As a first of its kind, Troy Medicare has emerged at an opportune time, offering financial flexibility that pharmacists and pharmacies have been seeking. Service-based revenue will enable more pharmacies to invest in needed technology, and become much more invested in care delivery. Pharmacists’ ability to regularly and meaningfully engage with patients to improve their care is not only more gratifying for pharmacists, it is a lower cost option for high quality chronic disease management.

Nonoptimized medications are an immense driver of avoidable cost in US health care (>$500 billion/year)7, and the pharmacist’s training, knowledge, and skill are precisely oriented to the management of complex medication regimens for patients with chronic disease, more so than any other health care professional, including physicians.

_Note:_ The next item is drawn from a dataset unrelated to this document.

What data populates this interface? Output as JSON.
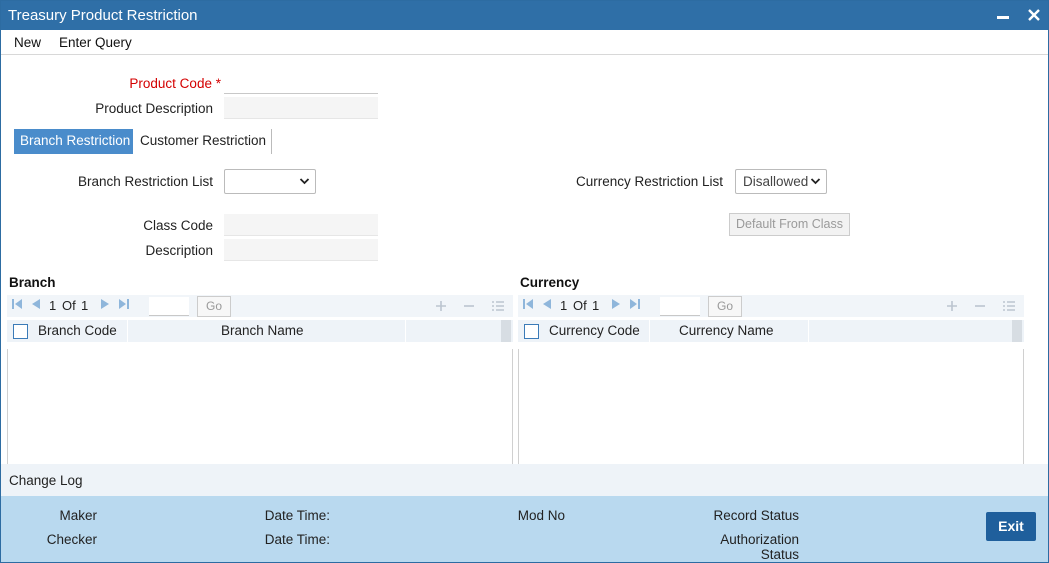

Perhaps we are approaching pharmacy’s perfect storm—a convergence of factors that will serve as a catalyst for societal change in the way chronic medication management is delivered.

As outcomes-based payments, and quality measures continue to strongly influence provider reimbursement, community pharmacies positioned as integral members of the health care team will become indispensable. Troy’s model provides an ideal environment for this transition to reach critical mass.

By simply facilitating a model in which pharmacists can focus less on filling prescriptions, and more on filling their intended role, reimbursement models like Troy’s could be the force needed to pull the linchpin in pharmacy’s long-awaited disruption.


REFERENCES
  1. de Barra M, Scott CL, Scott NW, Johnston M, de Bruin M, Nkansah N, Bond CM, Matheson CI, Rackow P, Williams AJ, Watson MC. Pharmacist services for non‐hospitalized patients. Cochrane Database of Systematic Reviews. 2018(9).
  2. Cranor CW, Bunting BA, Christensen DB. The Asheville Project: long-term clinical and economic outcomes of a community pharmacy diabetes care program. J Am Pharm Assoc. 2003 Mar 1;43(2):173-84.
  3. Feldman JD, Otting RI, Otting CM, Witry MJ. A community pharmacist–led service to facilitate care transitions and reduce hospital readmissions. J Am Pharm Assoc. 2018 Jan 1;58(1):36-43.
  4. DeVol R, Bedroussian A, Charuworn A, Chatterjee A, Kim I, Kim S, Klowden K. An unhealthy America: The economic burden of chronic disease. Santa Monica, CA: Milken Institute. 2007 Oct 11;326:2010-60.
  5. Chatterjee A, Kubendran S, King J, DeVol R. Checkup time. Chronic diseases and wellness in America: measuring the economic burden in a changing nation. Milken Institute.
  6. Bauer UE, Briss PA, Goodman RA, Bowman BA. Prevention of chronic disease in the 21st century: elimination of the leading preventable causes of premature death and disability in the USA. The Lancet. 2014 Jul 5;384(9937):45-52.
  7. Watanabe JH, McInnis T, Hirsch JD. Cost of prescription drug–related morbidity and mortality. Ann Pharmacother. 2018 Sep;52(9):829-37.